And so the fun begins…it was an amazing race start after a fabulous stopover in Punta. I have never felt so famous in my life! We had a great start with lots of us fighting for position, however I spent most of this excitement downstairs sorting out Applegate. I came down below just as the race started to do a quick stowage check and make sure our lunch wasn’t flying around all over the place and to my horror found a large number of apples had rolled into the heads. Excellent. I nearly had a minor panic attack when I realised that the whole bunk had been undone and all the fruit was about to go crashing to the floor. I shouted as loud as I could that I needed some help and then a couple of people came down to take the weight of the bunk and help me sort it out. After Ray drilling a few holes and lots of huffing and puffing we managed to secure the sacred fruit. Don’t worry, I did throw away the fruit that had gone into the heads! Grim.

After that for the next couple of days we became the vomit comet again…I think everyone suffered from some form of sea sickness bar 3 people. Unfortunately that included me, when I was on galley duty. Apologies to those who had to have their breakfast served by my green face. The next disaster was running out of sick bags, (my fault apparently), but funnily enough a lot of people felt a lot better when there was the prospect of a shared bucket down below instead of a lovely little personalised sick bag.

We are settling into boat life again now and are regularly putting reefs in and changing sails. We have had the spinnaker up (wooling that the other night was fun, especially when I landed head first in Ray’s bunk, oops!) and are just having to get on and deal with the extreme wet and the cold. The waves are big and they break over our heads most of the time. Imagine me sitting on deck in my dry suit (it has made an appearance) surfing massive waves with a full moon overhead and Phil saying in a masterchef voice “ocean racing doesn’t get better than this”, finally enjoying life after a few days of sea sickness when I am hit square in the face by a massive wave. It knocked me off my feet and soaked everything, including my pants. At least it made me learn about waterproofing.
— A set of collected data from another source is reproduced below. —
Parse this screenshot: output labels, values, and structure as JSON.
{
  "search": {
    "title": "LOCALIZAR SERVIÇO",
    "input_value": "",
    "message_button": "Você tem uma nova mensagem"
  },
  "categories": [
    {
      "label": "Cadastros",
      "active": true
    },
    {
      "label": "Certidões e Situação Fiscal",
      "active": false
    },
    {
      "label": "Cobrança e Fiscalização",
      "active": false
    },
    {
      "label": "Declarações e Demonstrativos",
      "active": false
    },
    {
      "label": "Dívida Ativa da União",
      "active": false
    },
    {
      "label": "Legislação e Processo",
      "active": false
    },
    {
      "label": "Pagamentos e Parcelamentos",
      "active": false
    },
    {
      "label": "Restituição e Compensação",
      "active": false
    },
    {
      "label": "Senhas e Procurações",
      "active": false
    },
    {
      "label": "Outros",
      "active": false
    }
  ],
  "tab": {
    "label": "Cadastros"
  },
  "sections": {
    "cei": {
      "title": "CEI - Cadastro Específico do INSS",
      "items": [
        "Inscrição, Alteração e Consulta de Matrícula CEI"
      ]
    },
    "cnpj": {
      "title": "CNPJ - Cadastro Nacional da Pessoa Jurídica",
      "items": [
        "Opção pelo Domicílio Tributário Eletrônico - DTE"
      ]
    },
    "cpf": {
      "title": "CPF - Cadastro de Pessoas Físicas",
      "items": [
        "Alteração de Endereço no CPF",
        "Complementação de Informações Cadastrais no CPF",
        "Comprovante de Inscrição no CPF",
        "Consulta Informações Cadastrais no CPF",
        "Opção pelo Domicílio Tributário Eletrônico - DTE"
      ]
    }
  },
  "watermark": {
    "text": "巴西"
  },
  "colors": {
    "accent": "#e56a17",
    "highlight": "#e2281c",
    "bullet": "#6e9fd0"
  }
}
Lying in my bunk (which is a downhill downstairs bunk – comfy) I can hear it all getting quite hairy above me. Lots of crashing and I can hear the swell of the waves right next to my head. I have started clenching my toes in my sleep when I hear a big bang. I’m sure I’ll get used to it though! Everything downstairs is just wet all the time. Because we have to have the hatch closed the condensation is dripping everywhere and nothing dries. Excellent practice for the Pacific I feel!

I have just come off a rather exhilarating watch…it was cold and rather dull and then suddenly we were hit with 40knot gusts and needed to reef the main sail while waves were crashing over us. Imagine every dramatic clipper video you have ever watched – that was us! And it was brilliant!! That is what I signed up for – the adrenaline of that makes up for the vomming and the smellyness. As a wave hit me square in the face I have to say that I had a big smile on my face and giggled a lot! The waves are massive and it does make us all laugh when one gets someone completely unexpectedly!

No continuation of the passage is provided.